Empoisonnements à Besançon : l’anesthésiste Frédéric Péchier mis en examen pour 17 autres cas suspects


Illustration. (photo shutterstock)

Le procureur de la République de Besançon Étienne Manteaux a annoncé ce jeudi lors d’une conférence de presse que le médecin anesthésiste Frédéric Péchier avait été mis en examen pour empoisonnement avec préméditation pour 17 nouveaux cas.

Le médecin anesthésiste Frédéric Péchier a été mis en examen pour empoisonnement avec préméditation pour 17 nouveaux cas ce jeudi. 7 des patients sont décédés alors que les 10 ont survécu.
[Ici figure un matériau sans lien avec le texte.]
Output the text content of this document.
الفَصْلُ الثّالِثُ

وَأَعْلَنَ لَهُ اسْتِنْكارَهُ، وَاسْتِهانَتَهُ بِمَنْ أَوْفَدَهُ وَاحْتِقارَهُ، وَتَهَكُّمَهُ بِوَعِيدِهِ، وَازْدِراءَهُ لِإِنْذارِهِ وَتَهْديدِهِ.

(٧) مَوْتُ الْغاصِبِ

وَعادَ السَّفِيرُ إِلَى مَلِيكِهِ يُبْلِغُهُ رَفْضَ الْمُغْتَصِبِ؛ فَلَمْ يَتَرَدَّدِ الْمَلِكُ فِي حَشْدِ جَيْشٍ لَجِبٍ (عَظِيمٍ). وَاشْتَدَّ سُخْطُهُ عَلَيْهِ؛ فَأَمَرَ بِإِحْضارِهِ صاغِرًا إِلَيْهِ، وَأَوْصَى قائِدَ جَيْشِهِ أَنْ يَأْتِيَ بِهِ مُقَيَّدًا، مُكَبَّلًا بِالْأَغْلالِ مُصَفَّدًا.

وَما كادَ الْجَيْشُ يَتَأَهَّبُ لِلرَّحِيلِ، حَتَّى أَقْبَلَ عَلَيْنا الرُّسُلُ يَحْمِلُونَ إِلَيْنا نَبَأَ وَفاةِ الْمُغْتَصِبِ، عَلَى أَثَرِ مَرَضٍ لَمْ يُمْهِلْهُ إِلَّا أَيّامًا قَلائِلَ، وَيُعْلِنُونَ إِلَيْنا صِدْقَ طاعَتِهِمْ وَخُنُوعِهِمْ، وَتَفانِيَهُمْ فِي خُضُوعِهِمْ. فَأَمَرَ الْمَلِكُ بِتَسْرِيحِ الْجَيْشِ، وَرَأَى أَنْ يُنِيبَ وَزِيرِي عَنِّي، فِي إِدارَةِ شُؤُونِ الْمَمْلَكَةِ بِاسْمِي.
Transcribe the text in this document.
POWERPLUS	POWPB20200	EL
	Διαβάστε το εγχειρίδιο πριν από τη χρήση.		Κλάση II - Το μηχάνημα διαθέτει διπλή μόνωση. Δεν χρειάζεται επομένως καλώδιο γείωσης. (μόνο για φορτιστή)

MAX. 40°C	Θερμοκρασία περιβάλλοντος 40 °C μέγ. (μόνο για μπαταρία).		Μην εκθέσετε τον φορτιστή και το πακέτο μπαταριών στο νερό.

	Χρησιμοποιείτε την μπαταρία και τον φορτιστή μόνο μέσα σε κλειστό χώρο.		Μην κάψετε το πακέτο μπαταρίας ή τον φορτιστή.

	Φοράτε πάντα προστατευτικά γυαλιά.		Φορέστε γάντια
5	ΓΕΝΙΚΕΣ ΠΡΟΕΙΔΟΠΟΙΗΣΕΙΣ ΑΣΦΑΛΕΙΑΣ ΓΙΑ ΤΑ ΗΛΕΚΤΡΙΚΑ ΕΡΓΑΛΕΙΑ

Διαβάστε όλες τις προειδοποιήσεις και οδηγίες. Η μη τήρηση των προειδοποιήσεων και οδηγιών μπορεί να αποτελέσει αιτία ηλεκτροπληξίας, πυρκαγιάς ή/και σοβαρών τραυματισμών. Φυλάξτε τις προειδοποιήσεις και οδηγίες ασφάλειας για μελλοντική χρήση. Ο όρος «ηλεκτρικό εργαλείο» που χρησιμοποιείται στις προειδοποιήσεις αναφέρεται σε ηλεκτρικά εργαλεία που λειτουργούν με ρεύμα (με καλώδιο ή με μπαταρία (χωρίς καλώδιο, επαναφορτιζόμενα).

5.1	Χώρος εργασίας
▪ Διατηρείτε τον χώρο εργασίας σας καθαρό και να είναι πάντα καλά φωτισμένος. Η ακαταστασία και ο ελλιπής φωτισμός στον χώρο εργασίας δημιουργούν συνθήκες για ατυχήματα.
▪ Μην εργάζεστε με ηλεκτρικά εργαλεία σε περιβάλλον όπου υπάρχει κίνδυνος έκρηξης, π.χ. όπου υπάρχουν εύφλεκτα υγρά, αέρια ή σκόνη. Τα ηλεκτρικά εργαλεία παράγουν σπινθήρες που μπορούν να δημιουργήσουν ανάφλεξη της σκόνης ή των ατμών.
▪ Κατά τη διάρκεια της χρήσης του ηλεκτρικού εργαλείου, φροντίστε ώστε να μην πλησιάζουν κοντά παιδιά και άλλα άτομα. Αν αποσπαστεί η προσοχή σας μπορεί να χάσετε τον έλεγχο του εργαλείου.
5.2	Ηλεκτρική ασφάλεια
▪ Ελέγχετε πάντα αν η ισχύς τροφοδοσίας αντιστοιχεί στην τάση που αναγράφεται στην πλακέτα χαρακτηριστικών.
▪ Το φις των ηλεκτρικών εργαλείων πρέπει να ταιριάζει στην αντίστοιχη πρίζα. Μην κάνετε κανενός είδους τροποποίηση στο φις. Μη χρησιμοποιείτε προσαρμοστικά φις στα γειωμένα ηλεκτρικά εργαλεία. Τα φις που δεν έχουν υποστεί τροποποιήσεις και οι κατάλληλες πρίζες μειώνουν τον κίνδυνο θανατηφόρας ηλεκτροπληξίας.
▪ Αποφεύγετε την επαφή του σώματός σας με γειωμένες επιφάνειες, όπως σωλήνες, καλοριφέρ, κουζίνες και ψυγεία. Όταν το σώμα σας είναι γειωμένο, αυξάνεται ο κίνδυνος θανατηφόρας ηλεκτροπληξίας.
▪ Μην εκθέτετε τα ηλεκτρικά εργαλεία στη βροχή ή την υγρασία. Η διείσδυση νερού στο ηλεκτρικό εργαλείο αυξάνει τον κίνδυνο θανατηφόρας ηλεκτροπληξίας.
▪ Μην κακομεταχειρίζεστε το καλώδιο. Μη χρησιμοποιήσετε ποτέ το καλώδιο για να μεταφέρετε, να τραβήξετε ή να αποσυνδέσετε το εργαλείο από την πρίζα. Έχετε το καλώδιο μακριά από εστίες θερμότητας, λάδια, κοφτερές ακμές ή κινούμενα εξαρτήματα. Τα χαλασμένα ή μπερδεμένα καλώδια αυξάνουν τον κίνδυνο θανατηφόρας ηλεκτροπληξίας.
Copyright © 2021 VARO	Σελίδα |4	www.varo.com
Le mis en cause était interrogé depuis 48 heures en garde à vue et a été déféré ce jeudi soir au parquet.

Le procureur a annoncé qu’il avait requis le placement en détention provisoire du suspect. Frédéric Péchier apparaît « comme le dénominateur commun à ces événements indésirables graves » a indiqué le procureur, évoquant un « conflit aigu » avec ses collègues mais également un « faisceau d’éléments concordants ». Les évènements indésirables graves ont pris fin « depuis que le [docteur] n’exerce plus à la clinique depuis mars 2017 », a précisé le magistrat lors de sa conférence de presse ce jeudi soir.

Des analyses toxicologiques réalisées sur des poches de soluté mises sous séquestre ont révélé la présence en quantité massive, de potassium dans la première et d’une quantité toxique de lydocaïne dans la seconde.

Un enfant de 4 ans parmi les victimes

Les enquêteurs ont mené des investigations minutieuses durant deux ans et certaines victimes ont été exhumées afin que des prélèvements puissent être réalisés.

Parmi les victimes, un enfant de 4 ans opéré des amygdales le 22 février 2016. Ce dernier avait été réanimé à deux reprises par l’anesthésiste, après avoir fait deux arrêts cardiaques en 30 minutes. Ses parents ont déposé plainte.

Déjà mis en examen en 2017 pour 7 empoisonnements

Frédéric Péchier avait déjà été mis en examen en mars 2017 pour 7 empoisonnements, dont deux qui avaient conduit à la mort des patients. Les victimes âgées de 37 à 53 ans, étaient hospitalisées dans deux cliniques privées de Besançon, la clinique Saint-Vincent et la polyclinique de Franche-Comté.